EAD in Hydra-Blacklight-Atrium

9/11/12

EAD in Hydra / BL

Compare EAD in Fedora vs. EAD in Solr
Identify common approaches, common needs
Identify opportunities for collective advancement

Indiana, Northwestern, Notre Dame, Virginia = Fedora then solr
Stanford, RockHall = solr w/ digital objects in Fedora

Common Requirements:

  • EAD Generation (in AT, Archon or Oxygen)
  • Digital Item linking in Finding Aid
  • Finding Aid presentation (search and hierarchical browse)
  • Item Level Discovery

Stanford Worfklow

  • AT produces EAD
  • EAD mined for item level descMD in for digital objects in Fedora
  • links to digital objects put back into AT
  • EAD w/ PURLs indexed into solr
  • presentation via Blacklight

Indiana Workflow

  • EAD generation in Oxygen
  • storage in Xubmit (VCS)
  • export to XTF for user presentation
  • EAD ingested into Fedora as one whole object (part of digital collection)
  • EAD mined to provide MODS descMD for individual digital objects (item level)
  • additional process enriches the XTF presentation with links to digital objects

Notre Dame

  • AT generates EAD
  • Heracles worfklow system orchestrates processes for digitization, ingest, indexing
  • EAD ingested into Fedora
  • digital objects ingested into Fedora
  • indexing into solr
  • presentation via BL/Atrium

Northwestern

  • Archon produced EAD
  • JMS workflow-based ingest into Fedora as a single object / data stream
  • indexed into solr
  • presentation via Blacklight

not currently atomizing EAD on ingest into Fedora
no current method for providing links to individual digital objects.

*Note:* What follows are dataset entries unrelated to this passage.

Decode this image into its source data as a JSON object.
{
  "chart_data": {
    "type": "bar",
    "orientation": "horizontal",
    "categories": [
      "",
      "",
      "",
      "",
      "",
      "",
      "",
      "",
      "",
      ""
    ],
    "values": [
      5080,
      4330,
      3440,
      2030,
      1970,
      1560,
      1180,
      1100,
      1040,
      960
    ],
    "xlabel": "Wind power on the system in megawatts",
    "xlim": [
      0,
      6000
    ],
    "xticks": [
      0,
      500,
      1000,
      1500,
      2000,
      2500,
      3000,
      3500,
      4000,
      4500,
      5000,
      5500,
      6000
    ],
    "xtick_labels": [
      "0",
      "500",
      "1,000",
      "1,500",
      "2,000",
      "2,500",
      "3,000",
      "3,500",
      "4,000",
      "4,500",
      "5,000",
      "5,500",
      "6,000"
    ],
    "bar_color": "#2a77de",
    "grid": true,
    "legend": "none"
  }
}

Would like to work on this, but want support for collapsing results / not drowning in results for components with the same descMD
see http://findingaids.library.northwestern.edu/

RockHall

  • AT generates EAD
  • index using solr_EAD gem, with OM and solrizer
  • solr (containing both MARC & EAD)
  • Blacklight

http://catalog.rockhall.comhttps://github.com/awead/solr_ead

indexing scheme filters out intermediate components (subseries, etc.)
some performance issues with collections that have thousands of items

Virginia

  • EAD is produced by heterogeneous workflows due to evolving workflow or different sources (Special Collections vs Law).
  • Current effort is to atomize EAD in Fedora, then index via SOLR and disseminate via Blacklight. 
  • The why behind atomizing EAD - 
    • We have broken the EAD up (losslessly) to support appropriate linking to other objects in fedora.
    • One of the major challenges of EAD it represents an abstract view of the collection that is almost always incomplete with regards to actual real-world items.  For instance, even the most rigorous EADs do not go into details about the item that are needed to present a digital representation of that item, such as the individual scanned pages.  What's even more common are EADs that don't even describe the collection at the item level, but instead just refer to a series or some other logical grouping of items.  Our approach allows us to easily link digitized materials onto the logical components.  EAD isn't suited for this level of detail. 
    • Furthermore, our approach allows us to represent the same resource in multiple contexts.  
    • It also allows us to link our finding aids with the MARC records used for accessioning and holdings information (as well as additional descriptive information).
    • We chose such an ambitious and complex representation of these finding aids in fedora in order to support a wider array of use cases.  It makes some of our work normalizing the current data more difficult, but because we embarked on this *before* there was a comprehensive effort to normalize the descriptive output of special collections (and other sources) we need our data model to be independent from the current data formats we have available.  (ie, we won't always be getting EAD XML files anything like the ones we have now, if we even get them at all)
    • Status: We are working on a pilot project to flexibly disseminate hierarchical content. Project will be discussed at DLF 2012.

Labels:

See also

Follow Ons:

  • explore making Atrium a tool for EAD delivery (faceted search & browse as well as hierarchical browse)
    • have a default EAD hiearchical browse emplate using collection & exhibit generators
  • explore strategies for successful
  • share mock ups of desired output (Stanford -> ND based on Italian collection)
  • Stanford looking to have a workable EAD search/browse solution (hopefully using Atrium) by Winter Quarter
    • target usable (but Beta) product by C4L (Feb 2013)
  • solr_EAD gem from Awead looking for use & feedback